Primeiro, as empresas terão que fazer uma gestão bem-feita dos aspectos ambientais, sociais e de governança relacionados ao seu negócio e, depois, buscar aperfeiçoar continuamente essas práticas. O fortalecimento das estruturas de governança da empresa, seja ela familiar ou não, é um primeiro e importante passo para o mapeamento adequado de oportunidades e riscos atrelados à agenda ESG, assim como para o aprimoramento do uso das ferramentas de controle e compliance. As tecnologias digitais são também importantes aliadas na agenda ESG e, em particular, na descarbonização e rastreabilidade, na medida em que trazem precisão à mensuração, ao monitoramento e ao reporte das emissões e outros indicadores. É importante internalizar que a descarbonização, o caminho para emissões zero, é uma jornada, que começa com o inventário de emissões, passa por definições de metas de descarbonização com bases científicas e avaliação de riscos relacionados ao clima, e chega até a construção e o reporte de planos de descarbonização. Isso tem valor de mercado. Nessa jornada, é importante investir em especialistas e selos de confiança.

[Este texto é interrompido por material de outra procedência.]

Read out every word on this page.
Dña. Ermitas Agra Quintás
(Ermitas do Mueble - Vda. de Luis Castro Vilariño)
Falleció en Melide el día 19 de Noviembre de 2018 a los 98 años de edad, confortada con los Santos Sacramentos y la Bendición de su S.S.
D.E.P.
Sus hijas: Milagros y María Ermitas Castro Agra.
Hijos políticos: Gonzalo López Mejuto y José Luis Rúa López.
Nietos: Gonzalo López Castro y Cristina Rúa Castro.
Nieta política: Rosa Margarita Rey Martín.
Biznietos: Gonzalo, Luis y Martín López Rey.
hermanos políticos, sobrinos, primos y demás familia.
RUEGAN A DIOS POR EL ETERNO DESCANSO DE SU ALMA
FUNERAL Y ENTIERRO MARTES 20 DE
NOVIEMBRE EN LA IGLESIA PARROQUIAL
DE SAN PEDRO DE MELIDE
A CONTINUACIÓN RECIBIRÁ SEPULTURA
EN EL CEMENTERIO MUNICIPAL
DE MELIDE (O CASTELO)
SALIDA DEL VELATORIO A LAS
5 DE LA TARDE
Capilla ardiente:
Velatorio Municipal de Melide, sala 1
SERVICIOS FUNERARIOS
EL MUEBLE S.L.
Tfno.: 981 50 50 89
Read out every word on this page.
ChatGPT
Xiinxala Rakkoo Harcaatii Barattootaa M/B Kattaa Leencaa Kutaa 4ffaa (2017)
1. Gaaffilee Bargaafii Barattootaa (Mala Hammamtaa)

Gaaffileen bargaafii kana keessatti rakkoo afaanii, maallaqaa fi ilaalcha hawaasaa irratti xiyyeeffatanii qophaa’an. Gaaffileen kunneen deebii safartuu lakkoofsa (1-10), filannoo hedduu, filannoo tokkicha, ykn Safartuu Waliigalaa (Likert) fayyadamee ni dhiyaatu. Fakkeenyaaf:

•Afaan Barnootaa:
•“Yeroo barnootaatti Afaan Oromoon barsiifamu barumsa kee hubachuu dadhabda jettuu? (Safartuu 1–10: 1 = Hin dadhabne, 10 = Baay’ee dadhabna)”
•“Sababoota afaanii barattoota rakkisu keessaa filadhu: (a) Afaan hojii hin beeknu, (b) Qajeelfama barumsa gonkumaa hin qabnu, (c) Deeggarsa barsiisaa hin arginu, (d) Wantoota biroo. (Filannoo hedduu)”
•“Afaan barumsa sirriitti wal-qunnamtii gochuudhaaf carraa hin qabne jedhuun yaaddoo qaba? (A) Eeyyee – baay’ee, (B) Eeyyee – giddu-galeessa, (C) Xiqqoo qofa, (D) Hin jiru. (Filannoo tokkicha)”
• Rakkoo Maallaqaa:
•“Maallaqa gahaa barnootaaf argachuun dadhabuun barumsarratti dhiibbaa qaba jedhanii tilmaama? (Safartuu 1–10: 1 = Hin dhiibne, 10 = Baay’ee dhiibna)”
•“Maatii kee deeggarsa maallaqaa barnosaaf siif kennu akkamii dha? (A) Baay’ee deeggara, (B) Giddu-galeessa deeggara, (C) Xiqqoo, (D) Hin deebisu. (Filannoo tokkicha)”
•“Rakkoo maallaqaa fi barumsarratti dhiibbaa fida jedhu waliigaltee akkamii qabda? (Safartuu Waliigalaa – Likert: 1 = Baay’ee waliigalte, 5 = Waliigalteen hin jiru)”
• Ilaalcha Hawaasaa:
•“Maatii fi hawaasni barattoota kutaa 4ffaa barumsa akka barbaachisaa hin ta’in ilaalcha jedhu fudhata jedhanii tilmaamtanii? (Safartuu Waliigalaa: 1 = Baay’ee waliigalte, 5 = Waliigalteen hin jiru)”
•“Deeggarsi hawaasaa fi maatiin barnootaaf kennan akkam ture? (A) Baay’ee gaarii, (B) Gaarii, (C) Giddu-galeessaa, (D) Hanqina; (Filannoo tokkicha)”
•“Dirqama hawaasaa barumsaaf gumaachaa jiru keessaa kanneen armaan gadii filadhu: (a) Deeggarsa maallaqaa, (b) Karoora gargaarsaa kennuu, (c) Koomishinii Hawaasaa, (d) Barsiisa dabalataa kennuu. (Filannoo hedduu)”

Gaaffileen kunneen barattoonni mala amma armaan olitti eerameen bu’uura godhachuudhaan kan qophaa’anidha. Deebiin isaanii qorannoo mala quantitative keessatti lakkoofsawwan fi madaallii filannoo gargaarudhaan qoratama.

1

Você acabou de liderar um trabalho sobre a governança de uma parte do agronegócio. Quais foram as principais conclusões?

A pesquisa sobre governança no agronegócio foi uma iniciativa conjunta com o Instituto Brasileiro de Governança Corporativa (IBGC), reflexo da constatação de que o setor, apesar de responder por 27,4% do PIB nacional e por um saldo na balança comercial de US$ 105 bilhões em 2021, não dispunha de uma fotografia desse tipo. Essa é, portanto, uma pesquisa pioneira, que traz para o mercado um retrato de natureza exploratória sobre a adoção de práticas de governança na agropecuária, incluindo ESG e inovação. Uma primeira conclusão é que a governança entrou no radar da agropecuária e do agronegócio brasileiro, o que traz uma leitura positiva. A governança corporativa é conhecida e valorizada entre os produtores rurais da amostra que, em geral, lhe atribuem grande importância. Contudo, na visão dos participantes da pesquisa, ainda faltam informações de referência adequadas e adaptadas ao agronegócio. As principais necessidades de governança se referem a planos de sucessão, gestão de riscos, melhoria nos controles internos, compliance e formalização de papéis e responsabilidades. O principal desafio apontado pelas empresas familiares é a sucessão. Os aspectos ESG têm sido debatidos nos altos escalões dos empreendimentos rurais, porém, ainda há desafios relevantes na sua implementação e monitoramento. Inovação também é um tema emergente. Tanto o tamanho da empresa quanto a geração (no caso dos empreendimentos rurais familiares) parecem estar associados à maior adoção de boas práticas de governança.

Se você tivesse que dar três conselhos para os líderes das grandes e médias empresas do agronegócio no Brasil para que elas sejam bem-sucedidas neste novo contexto, quais seriam?

  1. Um novo mundo se apresenta ao agronegócio, especialmente na esfera global, e entender como a regulação e a temática social e ambiental irão afetar a cadeia de valor em que a sua empresa está inserida, particularmente os fornecedores e clientes, é fundamental para a construção do planejamento estratégico.
  2. É preciso construir modelos de negócios resilientes, ágeis e responsivos, e, para tanto, investir em tecnologias digitais, especialistas e selos de confiança.
  3. A transição global para uma economia de baixas emissões de carbono traz inúmeros desafios, novas equações de valor, mas também oportunidades. É preciso se preparar também para elas. O Brasil é a maior potência agroambiental do mundo, com inúmeras possibilidades inexploradas de negócios envolvendo carbono.